4 of 4 people found the following review helpful:
4.0 out of 5 stars
An Intelligent Approach to the Search for Atlantis, September 30, 2008
This review is from: Atlantis: Lessons from the Lost Continent (Paperback)
I have finally finished reading the book and still greatly appreciate the author's sensible approach to resolving the mystery of whether Atlantis ever existed at all, and if so, where it might have been. The author begins with a well considered analysis of Plato's accounts of Atlantis, and what factors may affect the truthfulness and accuracy of those tales.
However, I am more impressed by the author's early recognition that sea levels were much lower 12,000 years ago, and the outlines of continents would have been different, and so would the regions of human population (mostly along now submerged coastlines). This fact seems too often overlooked in previous or competing theories.

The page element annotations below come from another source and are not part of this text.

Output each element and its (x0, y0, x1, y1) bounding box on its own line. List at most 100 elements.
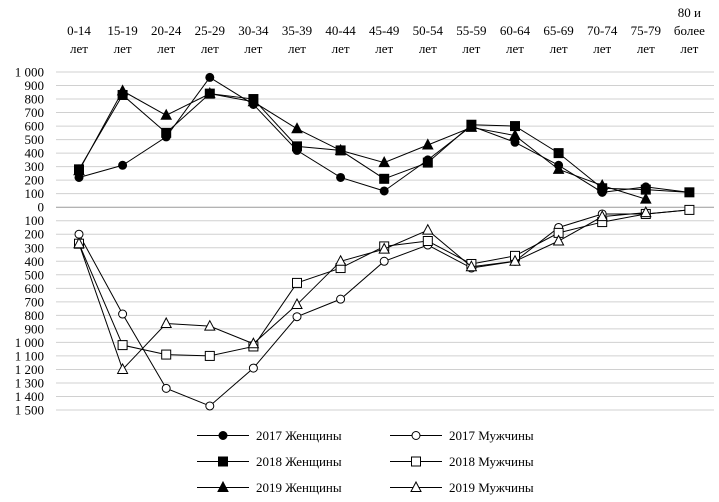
data-point (161, 349, 172, 360)
legend: 2017 Женщины 2017 Мужчины 2018 Женщины 2018… (197, 428, 534, 495)
data-point (336, 294, 346, 304)
y-tick-label: 1 300 (15, 375, 44, 390)
legend-item: 2017 Женщины (197, 428, 342, 443)
category-label: 75-79 (631, 23, 661, 38)
legend-label: 2017 Мужчины (449, 428, 534, 443)
category-label: 50-54 (413, 23, 444, 38)
data-point (292, 312, 302, 322)
y-tick-label: 900 (25, 78, 45, 93)
y-tick-label: 900 (25, 321, 45, 336)
legend-item: 2019 Мужчины (390, 480, 534, 495)
data-point (291, 122, 303, 134)
data-point (247, 337, 260, 349)
data-point (334, 143, 347, 155)
data-point (73, 164, 85, 176)
category-label: лет (332, 41, 350, 56)
category-label: 15-19 (107, 23, 137, 38)
data-point (596, 210, 609, 222)
category-label: лет (506, 41, 524, 56)
y-tick-label: 1 000 (15, 65, 44, 80)
y-tick-label: 200 (25, 173, 45, 188)
category-label: 40-44 (325, 23, 356, 38)
legend-label: 2017 Женщины (256, 428, 342, 443)
data-point (509, 254, 521, 266)
data-point (118, 309, 128, 319)
series-group (74, 88, 695, 198)
y-tick-label: 100 (25, 186, 45, 201)
category-label: лет (114, 41, 132, 56)
data-point (74, 229, 84, 239)
series-line (78, 212, 646, 371)
legend-item: 2018 Мужчины (390, 454, 534, 469)
legend-item: 2018 Женщины (197, 454, 342, 469)
data-point (161, 127, 172, 138)
data-point (161, 383, 171, 393)
category-label: лет (375, 41, 393, 56)
y-tick-label: 300 (25, 240, 45, 255)
legend-marker (217, 480, 229, 492)
category-labels: 0-14 лет 15-19 лет 20-24 лет 25-29 лет 30-34 лет 3… (67, 5, 705, 56)
category-label: лет (637, 41, 655, 56)
data-point (116, 84, 129, 96)
category-label: 60-64 (500, 23, 531, 38)
legend-marker (411, 456, 421, 467)
y-tick-label: 600 (25, 281, 45, 296)
data-point (379, 256, 389, 266)
data-point (509, 128, 521, 141)
data-point (203, 87, 216, 99)
data-point (292, 141, 302, 152)
data-point (639, 192, 652, 204)
data-point (378, 242, 391, 254)
data-point (336, 172, 346, 182)
data-point (205, 401, 215, 411)
y-tick-label: 600 (25, 119, 45, 134)
category-label: лет (680, 41, 698, 56)
category-label: 35-39 (282, 23, 312, 38)
data-point (552, 234, 565, 246)
legend-item: 2019 Женщины (197, 480, 342, 495)
data-point (421, 138, 434, 150)
y-tick-label: 100 (25, 213, 45, 228)
data-point (552, 162, 565, 174)
category-label: лет (244, 41, 262, 56)
series-group (73, 84, 652, 204)
series-line (78, 209, 690, 407)
y-tick-label: 1 500 (15, 403, 44, 418)
data-point (596, 178, 609, 191)
category-label: лет (288, 41, 306, 56)
legend-label: 2019 Мужчины (449, 480, 534, 495)
category-label: 65-69 (543, 23, 573, 38)
legend-marker (218, 431, 228, 440)
data-point (117, 340, 128, 351)
y-tick-label: 400 (25, 254, 45, 269)
category-label: 30-34 (238, 23, 269, 38)
data-point (291, 297, 303, 310)
category-label: лет (157, 41, 175, 56)
y-tick-label: 800 (25, 308, 45, 323)
category-label: 45-49 (369, 23, 399, 38)
data-point (684, 187, 695, 198)
data-point (248, 363, 258, 373)
y-tick-label: 200 (25, 227, 45, 242)
data-point (203, 319, 216, 331)
data-point (465, 120, 478, 132)
series-layer (73, 72, 695, 411)
data-point (118, 160, 128, 170)
legend-marker (411, 431, 421, 440)
data-point (116, 362, 129, 374)
y-tick-label: 500 (25, 267, 45, 282)
category-label: 80 и (678, 5, 701, 20)
y-axis-labels: 1 00090080070060050040030020010001002003… (15, 65, 44, 418)
data-point (292, 277, 302, 288)
y-tick-label: 1 200 (15, 362, 44, 377)
category-label: 55-59 (456, 23, 486, 38)
data-point (204, 350, 215, 361)
data-point (160, 108, 173, 120)
y-tick-label: 800 (25, 92, 45, 107)
category-label: лет (462, 41, 480, 56)
legend-item: 2017 Мужчины (390, 428, 534, 443)
data-point (465, 260, 478, 272)
y-tick-label: 1 100 (15, 348, 44, 363)
data-point (553, 148, 564, 159)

On the downside of this book, the first chapter was written with all the academic rigor of a cocktail party monologue, reminiscent of Erick von Daniken's "Chariots of the Gods". There seem to be a number of editing errors, or inconsistencies. The author seems to confuse "descendant" with "ancestor". Additionally, he neglects the archeological evidence of stone-age man using flint tools in America, while supposing that Atlanteans enjoyed a global, cosmopolitan culture, along side primative shanty-towns. Even with the ghettos in America, you find plastic spoons from McDonald's.

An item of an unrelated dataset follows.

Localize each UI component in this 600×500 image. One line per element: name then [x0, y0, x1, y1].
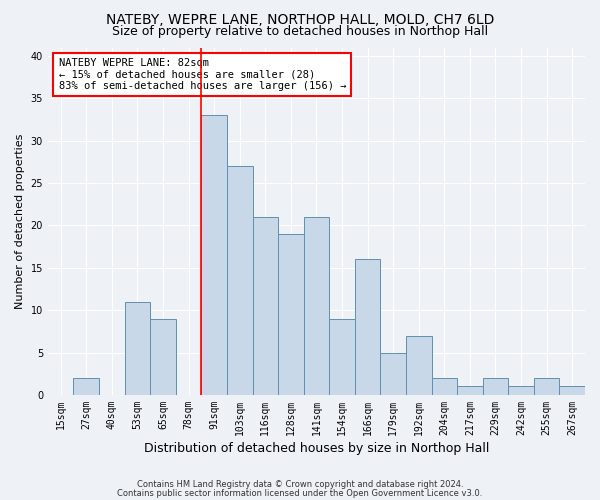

On the plus side, the author gives useful data on the natural decomposition of modern manufactured materials: steel, cement, paper, styrofoam, etc. Few, if any of these last for more than two thousand years, let alone ten thousand. And while this would certainly explain the absence of readily identifiable structures or machinery of an ancient technology, it does little to prove the existence of an Atlantean civilization.
I commend this book for bringing to bear a better understanding of how such a civilization might have disappeared with so little remaining trace. However, in the absence of better evidence, I will have to side with the skeptics who doubt that any civilization ever existed on Earth that was reasonably close in technological sophistication as our own.